Global Markets

Are strong fundamentals offsetting rising bond yields pressures?

Financial markets delivered a mixed but overall resilient performance over the past week, highlighting an increasingly clear divergence between asset classes.

On the equity side, markets continued to move higher. Major US indices closed the week in positive territory, with the Dow Jones reaching a new all-time high and the S&P 500 posting its eighth consecutive weekly gain, the longest streak since 2023. This performance has been supported by a solid earnings season, suggesting that corporate fundamentals remain robust.

At the same time, the strength in equities is not as broad-based as headline numbers might suggest. A significant share of performance continues to be driven by a relatively narrow segment of the market, particularly technology and AI-related stocks. Strong results from companies such as NVIDIA have reinforced investor enthusiasm around artificial intelligence and the associated investment cycle. Outside these segments, performance has been more mixed, although small-cap and value stocks showed some relative outperformance over the week, suggesting a tentative broadening beneath the surface.

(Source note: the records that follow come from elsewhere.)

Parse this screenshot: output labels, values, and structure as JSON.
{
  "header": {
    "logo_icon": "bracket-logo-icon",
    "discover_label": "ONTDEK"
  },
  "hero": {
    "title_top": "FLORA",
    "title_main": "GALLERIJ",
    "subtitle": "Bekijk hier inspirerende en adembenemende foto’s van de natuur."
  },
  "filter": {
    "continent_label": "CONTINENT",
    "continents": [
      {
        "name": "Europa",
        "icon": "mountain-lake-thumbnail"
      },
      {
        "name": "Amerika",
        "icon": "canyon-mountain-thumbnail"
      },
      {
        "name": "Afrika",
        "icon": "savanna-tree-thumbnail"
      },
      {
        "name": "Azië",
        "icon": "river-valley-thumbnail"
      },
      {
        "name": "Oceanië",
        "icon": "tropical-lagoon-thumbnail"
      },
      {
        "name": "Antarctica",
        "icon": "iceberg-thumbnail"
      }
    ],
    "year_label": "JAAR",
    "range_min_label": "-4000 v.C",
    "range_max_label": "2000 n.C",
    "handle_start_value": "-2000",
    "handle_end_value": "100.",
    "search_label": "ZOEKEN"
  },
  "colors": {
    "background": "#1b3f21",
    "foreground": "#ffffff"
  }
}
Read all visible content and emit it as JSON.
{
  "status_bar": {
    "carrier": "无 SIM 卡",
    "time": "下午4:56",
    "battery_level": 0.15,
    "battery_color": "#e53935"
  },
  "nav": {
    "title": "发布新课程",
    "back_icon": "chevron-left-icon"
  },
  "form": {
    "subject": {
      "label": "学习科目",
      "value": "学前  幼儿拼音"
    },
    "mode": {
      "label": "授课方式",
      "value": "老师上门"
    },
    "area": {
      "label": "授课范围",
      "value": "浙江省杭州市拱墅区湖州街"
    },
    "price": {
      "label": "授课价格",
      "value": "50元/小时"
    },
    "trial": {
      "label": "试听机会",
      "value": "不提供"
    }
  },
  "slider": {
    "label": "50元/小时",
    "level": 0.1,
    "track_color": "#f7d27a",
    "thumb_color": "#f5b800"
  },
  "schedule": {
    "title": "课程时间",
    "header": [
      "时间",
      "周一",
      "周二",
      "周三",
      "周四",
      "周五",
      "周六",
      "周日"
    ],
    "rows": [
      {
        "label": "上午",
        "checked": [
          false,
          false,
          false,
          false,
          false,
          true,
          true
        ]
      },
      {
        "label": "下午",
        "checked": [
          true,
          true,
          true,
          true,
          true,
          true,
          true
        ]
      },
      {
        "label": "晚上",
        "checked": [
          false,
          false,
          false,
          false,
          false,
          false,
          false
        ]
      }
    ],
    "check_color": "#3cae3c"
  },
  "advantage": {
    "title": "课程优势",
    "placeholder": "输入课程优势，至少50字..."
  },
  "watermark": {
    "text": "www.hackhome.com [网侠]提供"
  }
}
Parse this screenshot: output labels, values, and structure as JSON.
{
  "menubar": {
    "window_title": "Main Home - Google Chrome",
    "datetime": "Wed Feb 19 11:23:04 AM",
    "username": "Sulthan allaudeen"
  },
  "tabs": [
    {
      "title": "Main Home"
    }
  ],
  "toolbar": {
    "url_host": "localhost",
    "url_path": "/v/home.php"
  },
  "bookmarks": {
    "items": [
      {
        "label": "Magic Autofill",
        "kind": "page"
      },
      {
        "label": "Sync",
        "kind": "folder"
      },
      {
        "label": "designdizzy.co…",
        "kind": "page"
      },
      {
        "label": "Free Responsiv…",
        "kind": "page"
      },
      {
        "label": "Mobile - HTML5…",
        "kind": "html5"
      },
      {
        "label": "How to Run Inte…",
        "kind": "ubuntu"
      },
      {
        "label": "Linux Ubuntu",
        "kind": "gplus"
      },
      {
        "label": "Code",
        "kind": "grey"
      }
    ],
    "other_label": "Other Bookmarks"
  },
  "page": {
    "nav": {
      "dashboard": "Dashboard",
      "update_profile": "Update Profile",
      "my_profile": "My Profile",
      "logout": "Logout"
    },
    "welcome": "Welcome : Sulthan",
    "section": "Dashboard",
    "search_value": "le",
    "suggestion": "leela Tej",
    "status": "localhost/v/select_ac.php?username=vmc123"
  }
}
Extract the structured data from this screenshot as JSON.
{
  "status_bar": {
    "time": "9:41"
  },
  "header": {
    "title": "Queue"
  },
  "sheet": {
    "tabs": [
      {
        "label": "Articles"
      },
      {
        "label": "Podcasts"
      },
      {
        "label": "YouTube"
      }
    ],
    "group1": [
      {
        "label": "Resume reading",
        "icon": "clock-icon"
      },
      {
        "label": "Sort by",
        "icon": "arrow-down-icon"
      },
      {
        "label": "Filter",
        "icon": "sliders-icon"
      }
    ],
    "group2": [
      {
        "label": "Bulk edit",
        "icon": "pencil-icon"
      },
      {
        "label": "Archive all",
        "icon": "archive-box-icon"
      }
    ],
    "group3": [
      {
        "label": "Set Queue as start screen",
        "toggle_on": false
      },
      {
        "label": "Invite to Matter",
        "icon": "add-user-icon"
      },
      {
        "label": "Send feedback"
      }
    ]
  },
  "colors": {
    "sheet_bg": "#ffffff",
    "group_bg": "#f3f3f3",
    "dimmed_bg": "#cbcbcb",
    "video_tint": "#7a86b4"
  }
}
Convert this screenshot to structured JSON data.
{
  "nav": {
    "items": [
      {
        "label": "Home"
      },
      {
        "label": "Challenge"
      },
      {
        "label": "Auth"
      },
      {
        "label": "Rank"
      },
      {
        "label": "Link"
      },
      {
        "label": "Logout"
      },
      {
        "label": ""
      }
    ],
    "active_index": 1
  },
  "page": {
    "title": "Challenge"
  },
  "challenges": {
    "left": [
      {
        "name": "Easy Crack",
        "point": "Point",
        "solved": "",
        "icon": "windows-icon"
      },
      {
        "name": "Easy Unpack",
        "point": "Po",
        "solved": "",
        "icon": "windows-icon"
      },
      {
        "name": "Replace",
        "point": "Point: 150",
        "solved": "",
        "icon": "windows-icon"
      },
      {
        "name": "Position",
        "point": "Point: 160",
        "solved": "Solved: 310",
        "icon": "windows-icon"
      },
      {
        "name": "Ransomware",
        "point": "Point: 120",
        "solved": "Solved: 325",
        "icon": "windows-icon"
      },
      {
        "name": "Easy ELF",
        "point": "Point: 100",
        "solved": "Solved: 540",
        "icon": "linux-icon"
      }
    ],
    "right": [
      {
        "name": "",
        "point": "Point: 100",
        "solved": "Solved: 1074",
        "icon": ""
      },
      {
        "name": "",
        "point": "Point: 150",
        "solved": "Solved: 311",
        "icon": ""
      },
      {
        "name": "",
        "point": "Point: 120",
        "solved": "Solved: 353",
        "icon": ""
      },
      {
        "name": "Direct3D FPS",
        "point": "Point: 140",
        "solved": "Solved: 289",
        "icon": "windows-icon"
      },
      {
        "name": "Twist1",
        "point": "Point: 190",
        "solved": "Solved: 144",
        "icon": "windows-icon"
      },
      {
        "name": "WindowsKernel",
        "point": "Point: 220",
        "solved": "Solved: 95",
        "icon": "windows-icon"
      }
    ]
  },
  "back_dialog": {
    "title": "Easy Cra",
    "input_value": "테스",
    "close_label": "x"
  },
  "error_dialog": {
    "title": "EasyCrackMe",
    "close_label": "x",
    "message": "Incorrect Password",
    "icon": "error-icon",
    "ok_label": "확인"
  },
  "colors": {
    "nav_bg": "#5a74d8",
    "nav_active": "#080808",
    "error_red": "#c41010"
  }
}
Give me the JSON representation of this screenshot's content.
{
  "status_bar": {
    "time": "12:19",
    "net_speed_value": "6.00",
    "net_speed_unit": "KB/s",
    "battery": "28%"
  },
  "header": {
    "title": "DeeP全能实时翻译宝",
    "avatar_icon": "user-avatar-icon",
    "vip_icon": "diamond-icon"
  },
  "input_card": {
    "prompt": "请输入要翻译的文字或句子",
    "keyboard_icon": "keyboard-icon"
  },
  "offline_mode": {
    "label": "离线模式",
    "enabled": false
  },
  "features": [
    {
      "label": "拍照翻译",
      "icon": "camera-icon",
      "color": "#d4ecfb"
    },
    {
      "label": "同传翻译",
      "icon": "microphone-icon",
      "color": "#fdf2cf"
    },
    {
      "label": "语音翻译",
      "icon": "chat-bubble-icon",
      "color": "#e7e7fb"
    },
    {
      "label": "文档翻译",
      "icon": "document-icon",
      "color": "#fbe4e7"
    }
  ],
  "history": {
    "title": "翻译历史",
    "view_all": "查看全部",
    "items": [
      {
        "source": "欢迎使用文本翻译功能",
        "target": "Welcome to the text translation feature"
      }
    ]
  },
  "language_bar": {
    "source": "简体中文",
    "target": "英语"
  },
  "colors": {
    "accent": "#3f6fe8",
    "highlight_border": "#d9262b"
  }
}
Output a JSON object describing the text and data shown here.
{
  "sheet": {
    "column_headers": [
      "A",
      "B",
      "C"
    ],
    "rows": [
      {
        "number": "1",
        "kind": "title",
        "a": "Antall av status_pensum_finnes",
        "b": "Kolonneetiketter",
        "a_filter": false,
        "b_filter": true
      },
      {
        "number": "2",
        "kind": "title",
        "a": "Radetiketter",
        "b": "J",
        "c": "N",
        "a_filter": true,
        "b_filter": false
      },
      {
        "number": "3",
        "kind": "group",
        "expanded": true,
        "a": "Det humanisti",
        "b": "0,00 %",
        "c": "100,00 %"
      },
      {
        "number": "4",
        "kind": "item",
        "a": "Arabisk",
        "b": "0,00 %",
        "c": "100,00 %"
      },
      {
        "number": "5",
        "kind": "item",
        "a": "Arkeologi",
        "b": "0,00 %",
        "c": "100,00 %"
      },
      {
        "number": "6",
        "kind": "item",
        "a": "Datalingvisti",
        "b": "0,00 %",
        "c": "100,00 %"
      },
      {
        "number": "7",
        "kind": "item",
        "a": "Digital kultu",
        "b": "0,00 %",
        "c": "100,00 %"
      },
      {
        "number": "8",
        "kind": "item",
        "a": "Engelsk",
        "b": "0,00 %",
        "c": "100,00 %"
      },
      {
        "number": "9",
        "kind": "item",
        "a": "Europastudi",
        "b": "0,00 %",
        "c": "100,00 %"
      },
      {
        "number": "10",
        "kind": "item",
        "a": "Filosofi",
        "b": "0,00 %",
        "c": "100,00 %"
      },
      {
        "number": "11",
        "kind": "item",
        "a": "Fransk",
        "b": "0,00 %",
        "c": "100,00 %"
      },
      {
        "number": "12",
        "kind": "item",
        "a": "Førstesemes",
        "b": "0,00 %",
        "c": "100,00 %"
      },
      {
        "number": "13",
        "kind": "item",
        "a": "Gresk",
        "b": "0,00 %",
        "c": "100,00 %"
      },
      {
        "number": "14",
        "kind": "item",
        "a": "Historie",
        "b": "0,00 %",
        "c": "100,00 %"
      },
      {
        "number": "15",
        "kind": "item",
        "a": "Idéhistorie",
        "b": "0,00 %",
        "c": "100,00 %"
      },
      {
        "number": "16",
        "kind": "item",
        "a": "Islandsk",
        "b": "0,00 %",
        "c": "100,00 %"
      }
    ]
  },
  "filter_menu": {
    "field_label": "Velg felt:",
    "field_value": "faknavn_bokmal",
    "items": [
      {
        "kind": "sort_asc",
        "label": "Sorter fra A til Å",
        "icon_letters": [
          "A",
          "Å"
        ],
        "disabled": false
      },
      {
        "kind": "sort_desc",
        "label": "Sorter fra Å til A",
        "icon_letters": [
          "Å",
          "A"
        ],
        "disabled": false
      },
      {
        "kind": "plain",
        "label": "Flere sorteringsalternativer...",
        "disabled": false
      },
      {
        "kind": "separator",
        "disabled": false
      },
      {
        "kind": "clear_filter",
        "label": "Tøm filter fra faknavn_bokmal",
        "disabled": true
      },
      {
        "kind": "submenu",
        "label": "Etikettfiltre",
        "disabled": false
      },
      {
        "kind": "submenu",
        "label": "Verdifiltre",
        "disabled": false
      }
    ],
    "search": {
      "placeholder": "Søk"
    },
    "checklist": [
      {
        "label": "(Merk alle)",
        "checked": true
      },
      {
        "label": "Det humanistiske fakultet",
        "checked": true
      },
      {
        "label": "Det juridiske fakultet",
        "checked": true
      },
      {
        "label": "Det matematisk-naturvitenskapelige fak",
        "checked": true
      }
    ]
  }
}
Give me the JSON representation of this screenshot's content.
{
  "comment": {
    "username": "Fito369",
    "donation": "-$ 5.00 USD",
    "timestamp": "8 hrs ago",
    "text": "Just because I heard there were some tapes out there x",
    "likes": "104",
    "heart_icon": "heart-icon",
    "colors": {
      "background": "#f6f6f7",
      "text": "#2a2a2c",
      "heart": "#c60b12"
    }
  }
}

In contrast, bond markets have shown a more cautious tone, especially at the start of the week. Government bond yields initially rose across major regions. This reflected higher inflation expectations and a shift in the interest rate outlook. Energy prices and geopolitical tensions added to inflation pressure. At the same time, resilient economic data lowered expectations for near-term rate cuts. As a result, markets have moved towards a ‘higher for longer’ view of monetary policy. Bond yields eventually fell ahead of the long weekend on renewed prospects of a peace deal.

The divergence between equity and bond markets is creating a more fragile balance. Equity markets are still supported by solid earnings growth. However, rising bond yields are putting pressure on valuations and increasing sensitivity to downside surprises in economic data or disappointing corporate results. At the same time, investor positioning remains relatively optimistic. This could amplify market reactions if negative surprises emerge.

Geopolitics

Negotiations continue with the occasional confrontation

Geopolitical developments added to the week’s complexity. Early in the week, tensions in the Middle East drove higher uncertainty and volatility across asset classes. Sentiment improved later in the week and into the weekend, supported by signals that a potential agreement between the United States and Iran may be getting closer. While headlines remained fluid and at times contradictory, investors increasingly viewed developments as part of an ongoing negotiation rather than a move towards further escalation.

This shift in perception helped stabilise markets and supported risk appetite, offsetting some of the earlier caution seen in bond markets. More broadly, markets appear to be operating on the assumption that neither side has a credible alternative to negotiations, given the economic and political costs of escalation. As a result, investors are placing more weight on the de-escalation outcome than on individual headlines.

For investors, this reinforces the need for a balanced and disciplined approach. The fundamental backdrop remains supportive. However, divergence across asset classes suggests that markets may become more selective and potentially more volatile in the period ahead.

This week

Confidence, inflation and labour markets in focus

Alongside geopolitical developments, the coming week brings a wide range of economic data. These releases will give a clearer view of growth and the likely path for policy. Taken together, these releases will help assess whether the current mix of resilient growth and elevated inflation is holding. This remains a key factor for central banks and for broader market trends.

In the United States, the focus early in the week is on consumer confidence and economic activity. This includes the Conference Board consumer confidence index and the Dallas Fed manufacturing survey. The labour market also remains in focus: the ADP report on private-sector employment will provide an early signal, followed by weekly jobless claims. Thursday is the key day. Core PCE inflation (an inflation gauge based on personal consumptions expenditures stripping out volatile components such as energy and food), the Federal Reserve’s preferred measure, will be released together with revised first-quarter GDP and new home sales. Investors will be watching for any signs of persistent inflation and the strength of economic growth.

In Europe, attention turns to sentiment data. This includes economic sentiment, consumer confidence and inflation expectations, which help gauge domestic demand. Inflation data from Germany and France later in the week will also shape expectations for European Central Bank policy. In Asia, Japan will publish labour market and consumer confidence data, adding to the picture of domestic conditions.